SULTRA. Sultraupdate. id- Pemutusan Hubungan Kerja (PHK) sepihak yang dialami Ansar, warga Sulawesi Tenggara, oleh PT Konutara Sejati di Desa Sarimukti, Kecamatan Langgikima, Kabupaten Konawe Utara, menuai sorotan publik. Kasus ini mencuat di tengah dominasi pekerja dari luar daerah di wilayah tambang, memunculkan kritik terhadap keberpihakan perusahaan pada tenaga kerja lokal.
Ansar menegaskan bahwa dirinya tidak pernah menolak aturan ketenagakerjaan, melainkan menolak keputusan sepihak yang diambil tanpa dialog dan tanpa menghargai pengabdiannya.
“Saya tidak menolak aturan. Saya tidak menolak hukum. Yang kami tolak adalah keputusan sepihak yang mengabaikan dialog, menghapus pengabdian saya, dan menempatkan saya seolah-olah tidak pernah berkontribusi,” ujar Ansar kepada awak media. Selasa, (3/2/2026)

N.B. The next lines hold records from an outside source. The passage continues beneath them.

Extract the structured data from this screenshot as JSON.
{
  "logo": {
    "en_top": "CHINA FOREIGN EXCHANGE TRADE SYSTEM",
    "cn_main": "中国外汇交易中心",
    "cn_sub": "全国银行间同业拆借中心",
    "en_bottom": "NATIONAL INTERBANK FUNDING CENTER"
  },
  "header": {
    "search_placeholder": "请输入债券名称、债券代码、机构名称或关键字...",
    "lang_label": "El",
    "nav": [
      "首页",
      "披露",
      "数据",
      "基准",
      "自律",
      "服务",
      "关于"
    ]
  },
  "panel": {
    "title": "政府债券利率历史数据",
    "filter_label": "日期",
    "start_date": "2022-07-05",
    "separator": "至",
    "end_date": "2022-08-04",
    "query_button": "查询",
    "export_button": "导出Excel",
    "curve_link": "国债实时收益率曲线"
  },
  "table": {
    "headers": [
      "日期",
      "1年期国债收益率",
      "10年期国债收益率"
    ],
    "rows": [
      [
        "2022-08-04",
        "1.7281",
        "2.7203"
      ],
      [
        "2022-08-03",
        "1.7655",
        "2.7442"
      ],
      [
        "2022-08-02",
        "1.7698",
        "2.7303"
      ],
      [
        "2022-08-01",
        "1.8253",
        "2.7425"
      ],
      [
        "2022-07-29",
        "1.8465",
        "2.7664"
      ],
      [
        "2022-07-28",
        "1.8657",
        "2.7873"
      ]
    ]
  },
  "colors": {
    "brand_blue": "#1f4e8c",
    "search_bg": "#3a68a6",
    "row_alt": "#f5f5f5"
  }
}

Ia menilai PHK ini mencerminkan persoalan struktural dalam praktik pertambangan di Sulawesi Tenggara, di mana perusahaan dinilai mengabaikan tanggung jawab sosial terhadap masyarakat setempat.
“Tambang yang beroperasi di Sulawesi Tenggara berdiri di atas ruang hidup masyarakat Sulawesi Tenggara. Ketika warga Sulawesi Tenggara justru disingkirkan dari kesempatan kerja tanpa proses yang adil, sesungguhnya perusahaan sedang memutus kontrak sosialnya dengan masyarakat. Di titik inilah tambang kehilangan legitimasi moral,” tegasnya.
Sorotan kian tajam karena PHK terjadi saat banyak pekerja dari luar Sulawesi Tenggara masih aktif bekerja, yang dinilai bertentangan dengan semangat Undang-Undang Ketenagakerjaan dan prinsip good mining practice.
“Jika negara membiarkan praktik PHK sepihak terhadap warga Sulawesi Tenggara terus berlangsung, maka pembangunan pertambangan hanya akan melahirkan paradoks sumber daya alam dieksploitasi atas nama kesejahteraan, tetapi manusia Sulawesi Tenggara justru dikorbankan. Ini bukan kemajuan. Ini kemunduran etika industri,” katanya.
Kasus ini kini diarahkan ke Dinas Tenaga Kerja dan Transmigrasi Sulawesi Tenggara. Ansar mendesak Disnaker Sultra segera memeriksa prosedur PHK dan menjatuhkan sanksi jika ditemukan pelanggaran, termasuk membatalkan surat PHK yang dinilai menggunakan dasar hukum yang telah dibatalkan Mahkamah Konstitusi.
“Saya juga meminta Disnaker Sultra agar segera mendesak PT. Konutara Sejati untuk membatalkan Surat Pemutusan Hubungan Kerja ( PHK) sepihak terhadap diri saya demi hukum. Karena dasar hukum yang di lampirkan pada surat PHK adalah UU Nomor 13 tahun 2003 Pasal 158 ayat 1 dan UU tersebut telah dibatalkan oleh Putusan MK Nomor 012/PUU-I/2003”, pintanya.
Publik juga menuntut pengawasan ketat terhadap komposisi tenaga kerja dan kewajiban perusahaan PMA dalam memprioritaskan tenaga kerja lokal sesuai peraturan perundang-undangan.
“Negara tidak boleh absen. Jika Disnaker Sultra membiarkan PHK sepihak terhadap warga Sulawesi Tenggara terus terjadi, maka ini menjadi penilaian buruk dan membuka ruang pelanggaran yang lebih luas,” ujar Ansar.
Kasus ini menjadi ujian bagi keberpihakan pemerintah daerah dalam melindungi hak pekerja lokal di tengah ekspansi industri pertambangan.